The tempest came just ahead of Twitter’s quarterly financial report Wednesday, and coincided with the Super Bowl, the one event every year that spurs the most people to willingly watch video advertising as entertainment. Comparing video viewing on chronological-adherent Twitter to Facebook, its larger rival that uses a software algorithm to determine the posts you see, provides one peek at what may happen if Twitter shifts.

Sean Muller, CEO of iSpot.TV, a technology company that tracks and measures national TV advertising, noted that peak time for Super Bowl social interactions is during the event itself, with chatter quickly dying down after.

But with video on social networks, it’s the opposite, he said. Video views of Super Bowl ads in real-time pales in comparison to the following day, which is the main event for video interactions with the ads.

“That will happen both on YouTube and Facebook itself… where people have kind of digested the ads and want to go and see some of them again,” Muller said. “On Twitter, what you have is a lot of sharing of YouTube videos. It’s almost like Twitter is more aligned with YouTube in terms of driving video views there.”
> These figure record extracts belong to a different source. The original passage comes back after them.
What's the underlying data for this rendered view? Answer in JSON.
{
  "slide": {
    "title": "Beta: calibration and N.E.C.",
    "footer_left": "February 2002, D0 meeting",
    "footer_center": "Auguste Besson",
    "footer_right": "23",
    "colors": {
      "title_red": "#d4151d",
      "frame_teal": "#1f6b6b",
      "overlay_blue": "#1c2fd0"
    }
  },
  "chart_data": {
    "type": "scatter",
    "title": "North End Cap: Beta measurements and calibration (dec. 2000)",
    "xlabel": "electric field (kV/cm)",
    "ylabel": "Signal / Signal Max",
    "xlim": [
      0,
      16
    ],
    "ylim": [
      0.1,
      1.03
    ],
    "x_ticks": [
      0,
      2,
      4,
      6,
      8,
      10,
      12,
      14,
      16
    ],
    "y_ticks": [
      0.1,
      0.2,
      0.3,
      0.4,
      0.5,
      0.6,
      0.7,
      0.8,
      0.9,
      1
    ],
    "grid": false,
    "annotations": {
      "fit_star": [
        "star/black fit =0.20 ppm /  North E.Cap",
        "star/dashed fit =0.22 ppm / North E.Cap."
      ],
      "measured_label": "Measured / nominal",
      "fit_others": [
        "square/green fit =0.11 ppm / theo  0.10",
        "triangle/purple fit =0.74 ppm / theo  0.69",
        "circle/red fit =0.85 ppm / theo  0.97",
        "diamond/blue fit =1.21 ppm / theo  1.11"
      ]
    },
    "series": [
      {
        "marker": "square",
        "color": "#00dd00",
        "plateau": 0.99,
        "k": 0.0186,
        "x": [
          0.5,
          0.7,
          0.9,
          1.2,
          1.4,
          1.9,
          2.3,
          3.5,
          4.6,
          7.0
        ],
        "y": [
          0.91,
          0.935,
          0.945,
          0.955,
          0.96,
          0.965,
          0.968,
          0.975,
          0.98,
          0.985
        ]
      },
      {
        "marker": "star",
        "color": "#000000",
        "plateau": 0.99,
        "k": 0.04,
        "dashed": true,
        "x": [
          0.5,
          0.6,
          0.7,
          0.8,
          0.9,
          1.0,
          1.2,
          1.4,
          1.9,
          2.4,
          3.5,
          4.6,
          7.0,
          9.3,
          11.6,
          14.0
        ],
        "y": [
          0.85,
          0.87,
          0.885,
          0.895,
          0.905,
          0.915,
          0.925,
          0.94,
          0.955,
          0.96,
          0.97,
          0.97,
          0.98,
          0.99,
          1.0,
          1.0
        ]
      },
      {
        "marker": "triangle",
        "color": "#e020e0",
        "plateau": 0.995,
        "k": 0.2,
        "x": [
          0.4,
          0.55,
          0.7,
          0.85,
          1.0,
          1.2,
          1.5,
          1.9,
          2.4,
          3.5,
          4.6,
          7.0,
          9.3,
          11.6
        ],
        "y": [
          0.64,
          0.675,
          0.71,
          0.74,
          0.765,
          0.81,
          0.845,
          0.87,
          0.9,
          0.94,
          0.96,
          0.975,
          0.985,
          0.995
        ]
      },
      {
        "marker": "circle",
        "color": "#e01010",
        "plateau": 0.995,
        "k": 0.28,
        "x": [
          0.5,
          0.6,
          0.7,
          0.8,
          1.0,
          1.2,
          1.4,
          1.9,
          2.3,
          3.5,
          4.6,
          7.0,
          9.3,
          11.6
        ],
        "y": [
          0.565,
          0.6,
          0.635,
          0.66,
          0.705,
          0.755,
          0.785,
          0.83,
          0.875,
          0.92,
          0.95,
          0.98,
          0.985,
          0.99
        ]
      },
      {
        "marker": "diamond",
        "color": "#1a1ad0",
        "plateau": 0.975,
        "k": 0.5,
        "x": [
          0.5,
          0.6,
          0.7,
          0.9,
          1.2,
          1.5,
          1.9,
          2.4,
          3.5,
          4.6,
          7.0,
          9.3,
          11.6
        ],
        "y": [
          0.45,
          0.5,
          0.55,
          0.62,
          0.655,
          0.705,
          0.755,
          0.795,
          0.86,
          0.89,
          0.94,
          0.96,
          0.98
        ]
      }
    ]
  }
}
The stakes are high for co-founder Jack Dorsey, who returned as CEO in October and oversaw an exodus of five top executives last month. The financial report Wednesday is not expected to be cheery, with Wall Street analysts estimating stagnant profit, holding steady at 12 cents a share on average. All eyes, however, will be on the active user growth, and the 45 percent tumble in Twitter’s shares over the last three months suggests investors don’t expect a pleasant surprise there either.

The problems plaguing Twitter as a company are the same that hinder video and other media content on the site. The network’s peculiar culture and rules, with hashtags and character-count limits, can make it unwelcoming to the unacquainted (crimping audience), and even people who use it often still miss things whenever they look away (which inhibits companies seeking to target particular groups).

“What is going to get your mom to join Twitter?” Wedbush analyst Michael Pachter said to TheWrap. “There’s no guidance about what you should do or not do, and if you follow more than 30 people, your feed fills up every 15 minutes.”

Combined, the two problems have Twitter’s growth in a tightening knot. User growth has dwindled ever since Twitter began reporting the stats as a public company in November 2013.

Compare that to larger rival Facebook. Last month, that social network said 200 million more people visit its sites at least once a month versus a year earlier, bringing its total to 1.59 billion. Facebook’s growth in one year equates to two-thirds of the monthly active users Twitter has accumulated over its nearly 10-year lifetime, 320 million people.

Changing Twitter’s timeline to be more like Facebook’s could help Twitter address its growth problem, and help video.

Twitter already allows companies to pay to ensure that their content is seen longer and by more people. The company’s Amplify program packages a short excerpt of content with an ad and delivers it to targeted members. Promoted Tweets surface postings to specified audiences in their home timeline.